The AI Overview contained “a self-contained statement with independently understandable content and no reference to other possible interpretations or even unreliable content,” it said. Citing press law as an example, the court said that publishers are liable for teasers that are understandable on their own, even if readers never read the full article.
-Regulatory gap: The court reportedly pointed out that if Google were only liable for obvious violations, victims would have no real legal recourse when the AI makes false claims. Since the third-party websites cited as sources had not even made the false statements in question, the victims could not sue them. Under existing rules, they cannot effectively sue Google either.
As a result, Google cannot invoke host provider protections under the EU’s Digital Services Act or fall back on the standard notice-and-take-down process for search engines, the court reportedly said.

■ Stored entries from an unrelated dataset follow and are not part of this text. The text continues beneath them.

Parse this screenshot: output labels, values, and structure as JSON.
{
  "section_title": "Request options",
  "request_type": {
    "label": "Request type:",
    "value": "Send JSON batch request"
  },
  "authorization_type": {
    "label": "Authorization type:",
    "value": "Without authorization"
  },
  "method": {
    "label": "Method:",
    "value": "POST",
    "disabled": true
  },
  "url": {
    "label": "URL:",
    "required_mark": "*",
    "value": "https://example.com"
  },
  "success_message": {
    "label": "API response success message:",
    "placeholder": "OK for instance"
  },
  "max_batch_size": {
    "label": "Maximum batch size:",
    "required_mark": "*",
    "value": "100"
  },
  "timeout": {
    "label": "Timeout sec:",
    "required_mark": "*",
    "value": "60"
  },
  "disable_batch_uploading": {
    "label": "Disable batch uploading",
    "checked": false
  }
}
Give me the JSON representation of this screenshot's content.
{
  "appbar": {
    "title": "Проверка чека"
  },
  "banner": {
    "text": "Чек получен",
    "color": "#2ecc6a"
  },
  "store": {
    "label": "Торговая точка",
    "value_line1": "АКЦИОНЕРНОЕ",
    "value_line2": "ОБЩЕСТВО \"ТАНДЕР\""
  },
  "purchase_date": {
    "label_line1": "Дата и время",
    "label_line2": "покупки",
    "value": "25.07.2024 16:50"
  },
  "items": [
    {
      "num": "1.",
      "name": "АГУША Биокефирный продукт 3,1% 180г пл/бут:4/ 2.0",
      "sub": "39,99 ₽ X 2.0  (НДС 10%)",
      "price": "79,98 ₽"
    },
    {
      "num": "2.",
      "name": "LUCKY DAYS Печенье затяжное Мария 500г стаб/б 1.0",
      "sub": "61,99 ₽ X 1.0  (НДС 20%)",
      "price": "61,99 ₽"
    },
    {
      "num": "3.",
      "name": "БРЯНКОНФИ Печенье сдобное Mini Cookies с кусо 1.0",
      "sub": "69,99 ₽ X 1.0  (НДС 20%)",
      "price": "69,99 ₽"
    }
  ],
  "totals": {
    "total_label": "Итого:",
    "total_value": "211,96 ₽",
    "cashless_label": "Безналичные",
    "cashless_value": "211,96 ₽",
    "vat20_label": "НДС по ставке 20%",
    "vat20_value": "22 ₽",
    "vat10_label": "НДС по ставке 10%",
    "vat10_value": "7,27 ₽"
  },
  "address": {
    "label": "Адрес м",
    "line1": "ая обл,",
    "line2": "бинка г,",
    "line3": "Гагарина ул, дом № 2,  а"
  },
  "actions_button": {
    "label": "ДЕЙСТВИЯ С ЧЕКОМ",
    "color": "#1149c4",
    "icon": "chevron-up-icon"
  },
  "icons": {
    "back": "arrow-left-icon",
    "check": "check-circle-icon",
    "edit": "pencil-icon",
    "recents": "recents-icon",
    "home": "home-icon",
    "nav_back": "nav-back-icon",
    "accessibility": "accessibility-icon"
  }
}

-Free speech protection for AI-generated content: In its ruling, the court said that an AI-generated opinion is “not the expression of an acquired conviction of the persons expressing it, but the result of an algorithm.” AI-powered search is “above all an expression of Google’s business activities” and “at most a secondary expression of an interest in being able to freely express one’s opinion and beliefs.”
The court ruling is in favour of the plaintiffs on most counts, except for two minor requests. The temporary injunction bans Google from making claims about the plaintiffs related to scams, connections to dubious companies, subscription traps, phone calls that never happened, and lack of availability through its AI Overviews offering.
Additionally, Google has been directed to cover 80 per cent of the legal costs of the plaintiffs, with each of them paying 10 per cent each.